Pending the second expansion at CD5 and Fiord West development, ConocoPhillips’ Colville River has seen a decline, while Eni’s Nikaitchuq had what the division called a production upset caused by a prolonged pipeline repair.

At the Hilcorp Alaska operated Northstar and Milne Point, on the other hand, the news was positive, with Northstar production up 9% on two consecutive fiscal years of growth, and Milne Point up 14%, FY18 to FY19.

On the eastern side of the Slope, the ExxonMobil Production-operated Point Thomson has seen year-on-year growth, the division said, which suggests facility challenges are being mitigated.

The division listed near future projects as additions of the Raven Pad at Milne Point, CD5 2X and Fiord West at Colville River, Nuna at Kuparuk and GMT2 in the National Petroleum Reserve-Alaska.

Umekwe said there will be 2020 quarter 1 drilling at the second expansion at CD5, CD5 2X, adding about 10 wells and an estimated addition of more than 10,000 bpd.

GMT2, sanctioned in October 2018, is under construction, Umekwe said, with first oil expected at year end 2021 and expected to peak at 35,000 to 40,000 bpd.

Pikka, Willow and Liberty are on the division’s list for future projects with first oil from 2022 through 2025.

Production forecasting

Umekwe said that in forecasting production the focus is on accuracy, with distinctions between currently producing fields with oil from existing wells and those under development - production expected to come online this fiscal year - where there is more uncertainty than for currently producing volumes. Under development includes projects that add incremental oil to existing fields or fields with first oil within a year.
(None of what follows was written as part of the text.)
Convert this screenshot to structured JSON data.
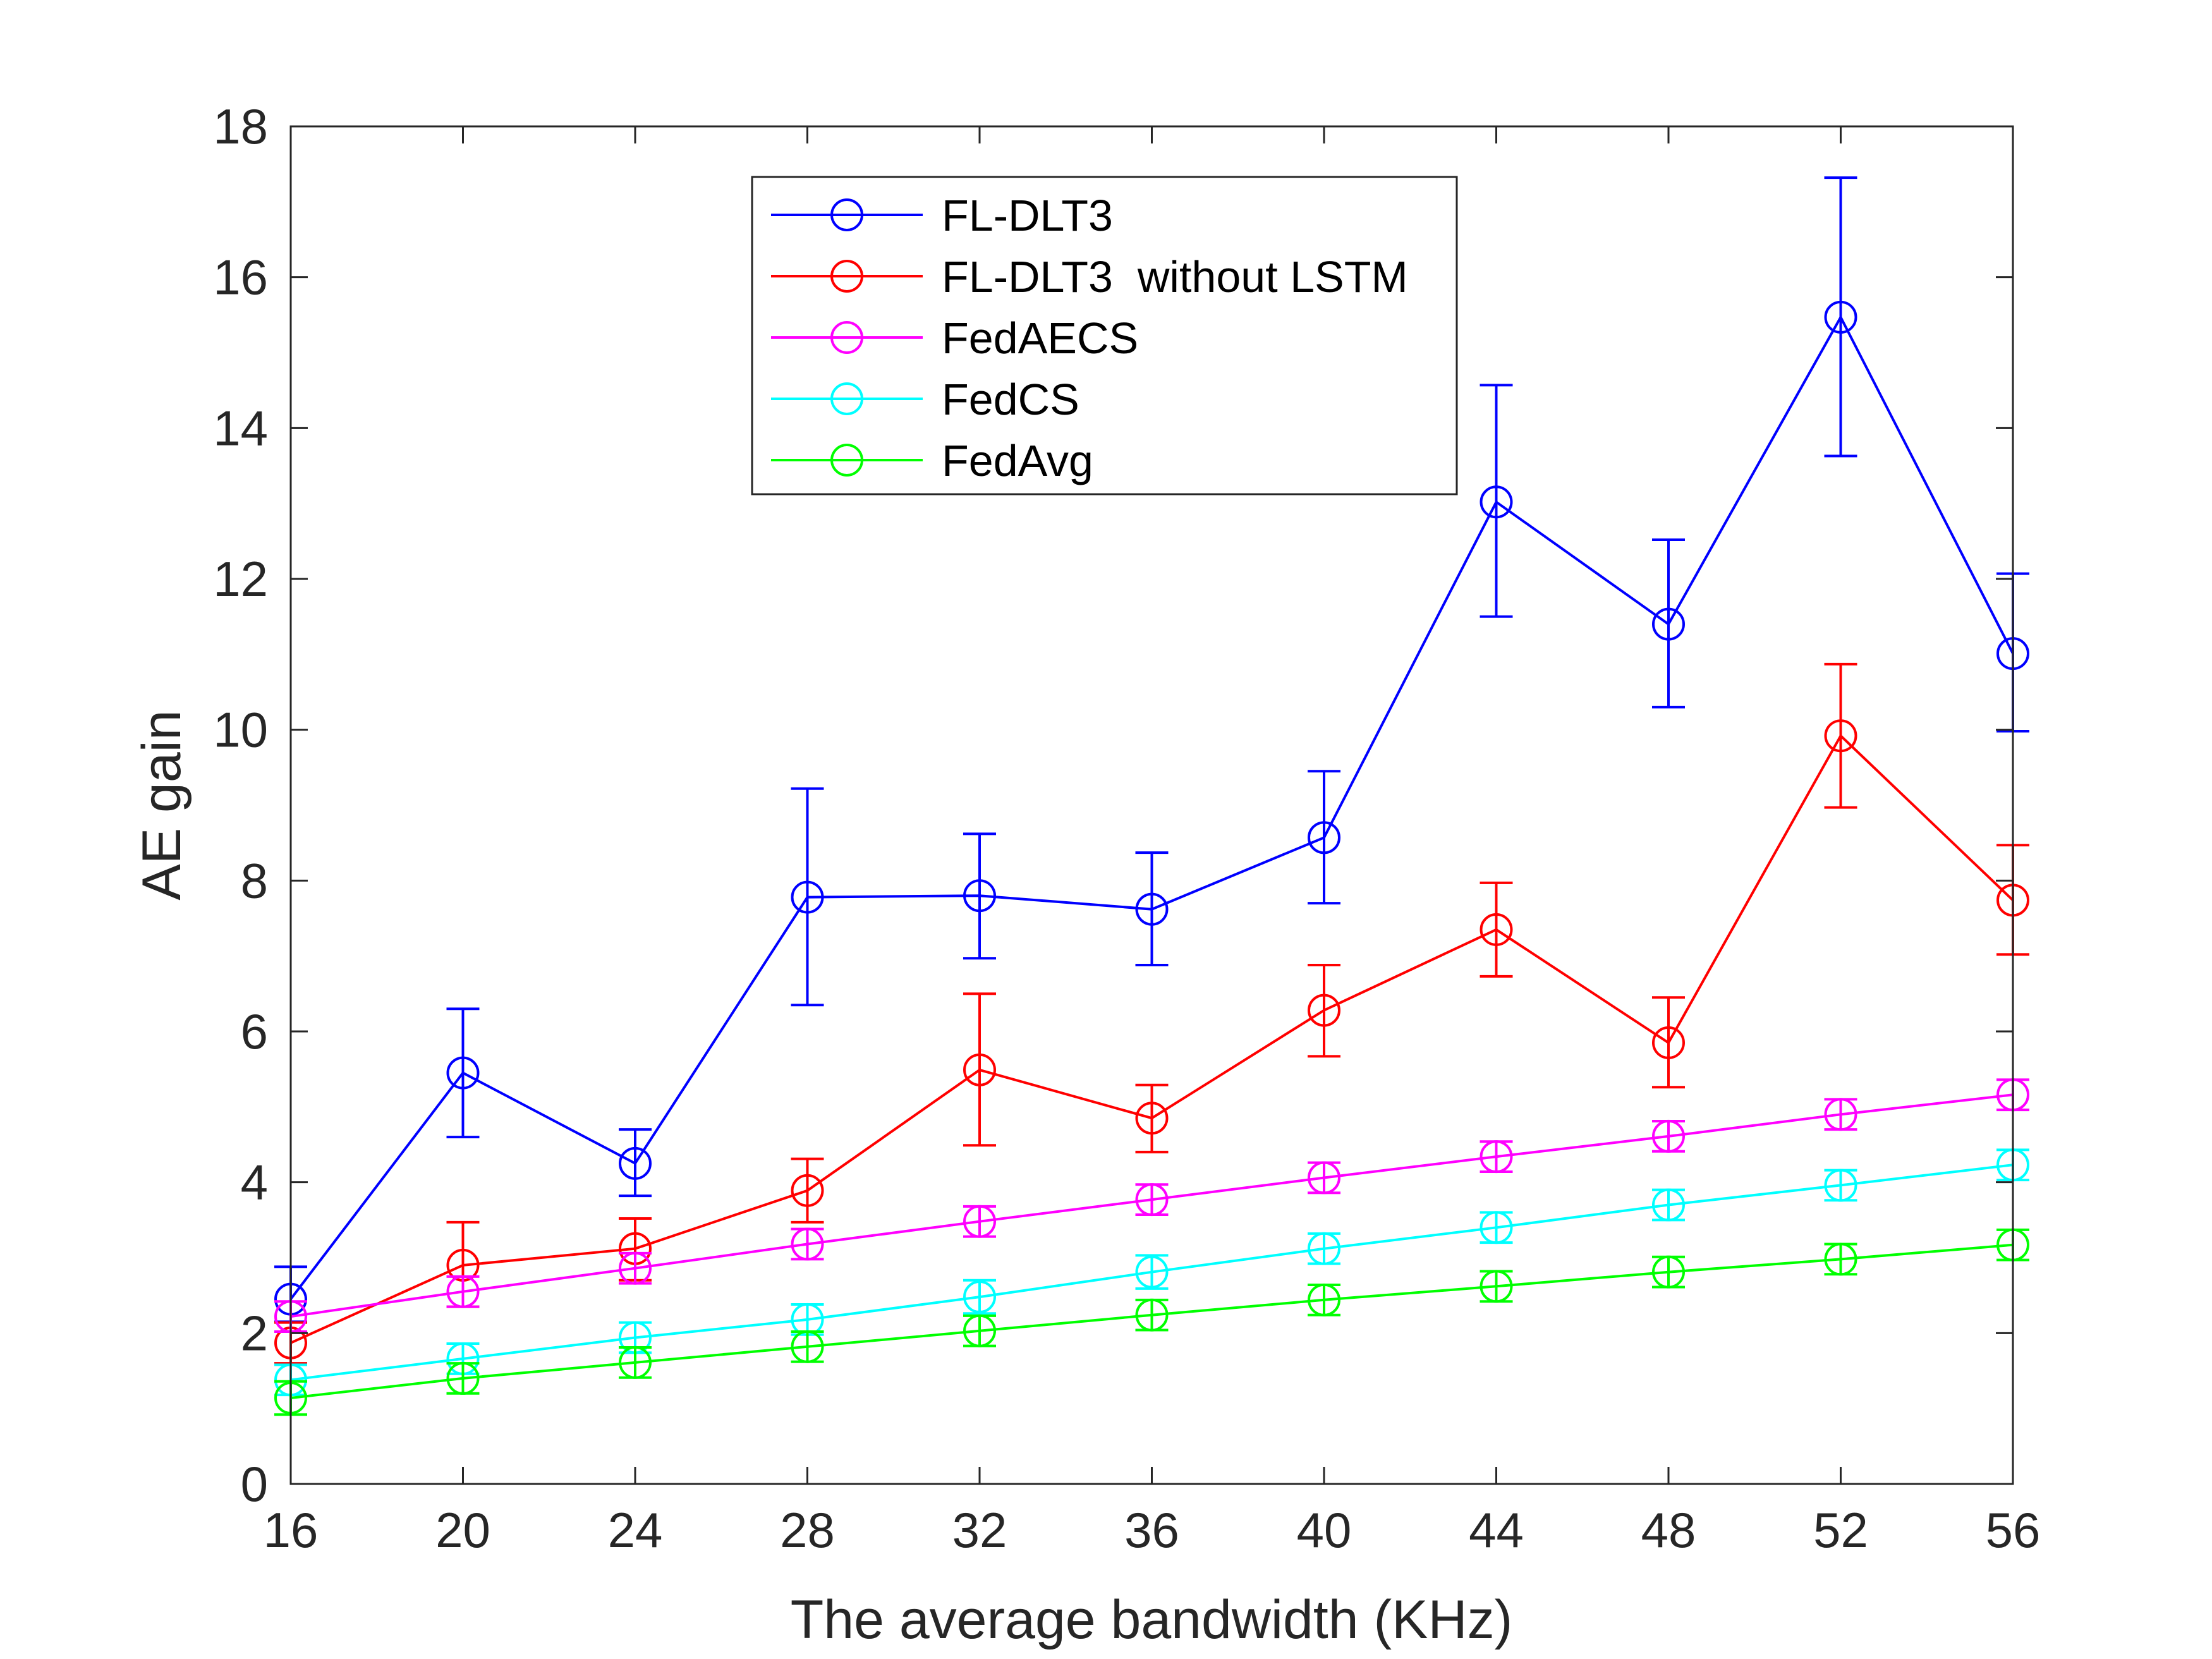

The third category is under evaluation, projects more than 12 months out, he said.

There is a relatively small uncertainty range with currently producing fields because they are online, while under development has more uncertainty and forecasts there always miss the mark, Umekwe said, whether on the high or low side.

With under evaluation volumes, he said, there are also commercial risks and the chance development won’t happen within the 10-year window, including uncertainty in the start of sustained production and reservoir performance uncertainties. CD5 exceeded the projected production rate, Umekwe said, while GMT1 didn’t meet the expected rate.

In near-term production, focus is on capturing impacts of scheduled maintenance, he said, and on engaging operators on near-term plans, drilling schedules and rig commitments.

For long-term projections, Umekwe said the division tries to keep in touch with operators on their field development plans and applies engineering judgment.

Comparing the state’s forecast with producers’ outlooks, he said the state’s method in generating forecasts incorporates risks around timing. If a project is planned for 2022, the operator will reflect that in their estimates, he said, but the state doesn’t take that as a given - it still applies risk. There are lots of projects, projects really close to coming online, that didn’t come online, he said. Then explorers of fields that are not online often don’t provide volumes - the state includes those projects, he said, but risks them.

The goal isn’t to replicate numbers from the operators, Umekwe said, but to try to provide reliable numbers.